Finalmente, aquel despojo de ser que temblaba de inmenso dolor, era colgado en todo lo alto por sus pies. Se balanceaba toscamente. El toro, colmado de una inmensa complacencia, le daba golpecitos a Pancho, mientras este se balanceaba en lo alto, tal como lo hace el boxeador en sus entrenamientos. Iba y venía aquel hombre, ataviado de un sufrimiento sin parangón. El animal lo detuvo bruscamente. Introdujo su inmensidad por lo que había quedado de la parte trasera de aquel cuerpo. Lo envestía con furia destrozando más allá de lo que lo había hecho el fierro candente. Cansado de la monotonía y sintiendo a Pancho agonizante, le cercenó la yugular con una certera puñalada. La sangre se vertió y momentos después, se apagó la vida de Pancho. Su venganza había ido demasiado lejos. Los animales se despojaron de sus amarras y salieron en post de la libertad. Luego de lo cual se les vio pastando tranquilamente, mientras que en el interior del matadero, se balanceaba el cadáver de Pancho." Desperté presa de un sobresalto terrible, respiraba con mucha dificultad, dado el inmenso nerviosismo que me cobijaba. Me fui tranquilizando poco a poco, puesto que comprendí que todo había sido parte de lo fantasioso que puede llegar a ser el sueño en las condiciones en las que me encontraba.

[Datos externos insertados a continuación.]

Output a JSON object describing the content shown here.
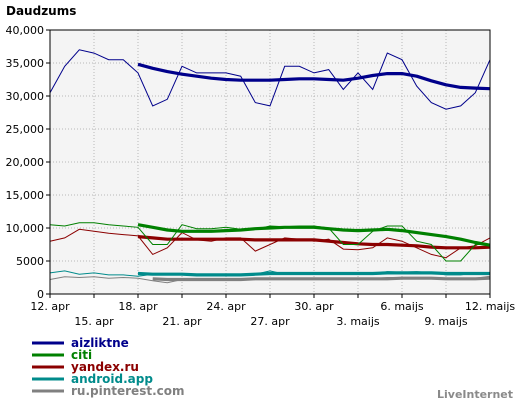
{
  "chart_data": {
    "type": "line",
    "ylabel": "Daudzums",
    "ylim": [
      0,
      40000
    ],
    "yticks": [
      0,
      5000,
      10000,
      15000,
      20000,
      25000,
      30000,
      35000,
      40000
    ],
    "ytick_labels": [
      "0",
      "5000",
      "10,000",
      "15,000",
      "20,000",
      "25,000",
      "30,000",
      "35,000",
      "40,000"
    ],
    "grid": true,
    "background": "#f4f4f4",
    "xtick_labels_row1": [
      "12. apr",
      "18. apr",
      "24. apr",
      "30. apr",
      "6. maijs",
      "12. maijs"
    ],
    "xtick_labels_row2": [
      "15. apr",
      "21. apr",
      "27. apr",
      "3. maijs",
      "9. maijs"
    ],
    "x_days": 31,
    "series": [
      {
        "name": "aizliktne",
        "color": "#00008b",
        "daily": [
          30500,
          34500,
          37000,
          36500,
          35500,
          35500,
          33500,
          28500,
          29500,
          34500,
          33500,
          33500,
          33500,
          33000,
          29000,
          28500,
          34500,
          34500,
          33500,
          34000,
          31000,
          33500,
          31000,
          36500,
          35500,
          31500,
          29000,
          28000,
          28500,
          30500,
          35500
        ],
        "trend": [
          null,
          null,
          null,
          null,
          null,
          null,
          34800,
          34200,
          33700,
          33300,
          33000,
          32700,
          32500,
          32400,
          32400,
          32400,
          32500,
          32600,
          32600,
          32500,
          32400,
          32700,
          33100,
          33400,
          33400,
          33000,
          32300,
          31700,
          31300,
          31200,
          31100
        ]
      },
      {
        "name": "citi",
        "color": "#008000",
        "daily": [
          10500,
          10300,
          10800,
          10800,
          10500,
          10300,
          10100,
          7500,
          7500,
          10500,
          9900,
          9900,
          10100,
          9800,
          9800,
          10300,
          10200,
          10300,
          10300,
          10000,
          7500,
          7500,
          9500,
          10300,
          10300,
          8000,
          7500,
          5000,
          5000,
          7500,
          7500
        ],
        "trend": [
          null,
          null,
          null,
          null,
          null,
          null,
          10500,
          10100,
          9700,
          9500,
          9500,
          9500,
          9600,
          9700,
          9900,
          10000,
          10100,
          10100,
          10100,
          9900,
          9700,
          9600,
          9700,
          9800,
          9600,
          9300,
          9000,
          8700,
          8300,
          7800,
          7400
        ]
      },
      {
        "name": "yandex.ru",
        "color": "#8b0000",
        "daily": [
          8000,
          8500,
          9800,
          9500,
          9200,
          9000,
          8800,
          6000,
          7000,
          9300,
          8200,
          8000,
          8500,
          8500,
          6500,
          7500,
          8500,
          8300,
          8000,
          8300,
          6800,
          6700,
          7000,
          8500,
          8000,
          7000,
          6000,
          5500,
          7000,
          7300,
          8500
        ],
        "trend": [
          null,
          null,
          null,
          null,
          null,
          null,
          8700,
          8500,
          8300,
          8300,
          8300,
          8300,
          8300,
          8300,
          8200,
          8200,
          8200,
          8200,
          8200,
          8000,
          7800,
          7600,
          7500,
          7500,
          7400,
          7300,
          7100,
          7000,
          7000,
          7000,
          7100
        ]
      },
      {
        "name": "android.app",
        "color": "#008b8b",
        "daily": [
          3200,
          3500,
          3000,
          3200,
          2900,
          2900,
          2700,
          3000,
          2900,
          2900,
          3000,
          2900,
          2900,
          2900,
          3000,
          3500,
          3000,
          3000,
          3200,
          3200,
          3000,
          3200,
          3000,
          3400,
          3300,
          3400,
          3200,
          2900,
          2900,
          3200,
          3000
        ],
        "trend": [
          null,
          null,
          null,
          null,
          null,
          null,
          3100,
          3000,
          3000,
          3000,
          2900,
          2900,
          2900,
          2900,
          3000,
          3100,
          3100,
          3100,
          3100,
          3100,
          3100,
          3100,
          3100,
          3200,
          3200,
          3200,
          3200,
          3100,
          3100,
          3100,
          3100
        ]
      },
      {
        "name": "ru.pinterest.com",
        "color": "#808080",
        "daily": [
          2200,
          2600,
          2500,
          2600,
          2400,
          2500,
          2400,
          2000,
          1700,
          2200,
          2100,
          2100,
          2200,
          2300,
          2300,
          2200,
          2400,
          2300,
          2200,
          2300,
          2200,
          2200,
          2300,
          2500,
          2500,
          2400,
          2300,
          2200,
          2200,
          2400,
          2700
        ],
        "trend": [
          null,
          null,
          null,
          null,
          null,
          null,
          null,
          2300,
          2200,
          2200,
          2200,
          2200,
          2200,
          2200,
          2300,
          2300,
          2300,
          2300,
          2300,
          2300,
          2300,
          2300,
          2300,
          2300,
          2400,
          2400,
          2400,
          2300,
          2300,
          2300,
          2400
        ]
      }
    ]
  },
  "brand": "LiveInternet"
}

Me volví a dormir y cuando desperté ya había amanecido, la mañana está muy fría. Tengo muchas picaduras de mosquitos por todo el cuerpo, y en cada pinchazo hay una pequeña lesión rojiza. Busqué mi pequeño espejo de maquillaje y me miré, estoy sucia y despeinada; parezco una indigente. En este instante se posó un mosquito en mi brazo izquierdo, hizo un pequeño recorrido, se levantó, dio un pequeño vuelo y regresó de nuevo; me quedé inmóvil observándolo. Dio tres giros alrededor de mi brazo, se asentó y se acomodó bien, me picó, sentí fastidio; pero me contuve para que ganara confianza. Se puso rojo y redondo con mi sangre, está satisfecho y confiado. Le pegué una palmada con toda mi fuerza y lo reventé, me desquité con este las picaduras de los otros molestos y dañinos insectos, y también desahogué la rabia de haberme perdido en aquel inhóspito paraje. Observé sus restos sobre mi piel y pensé: "¡Este mosquito desgraciado murió feliz!".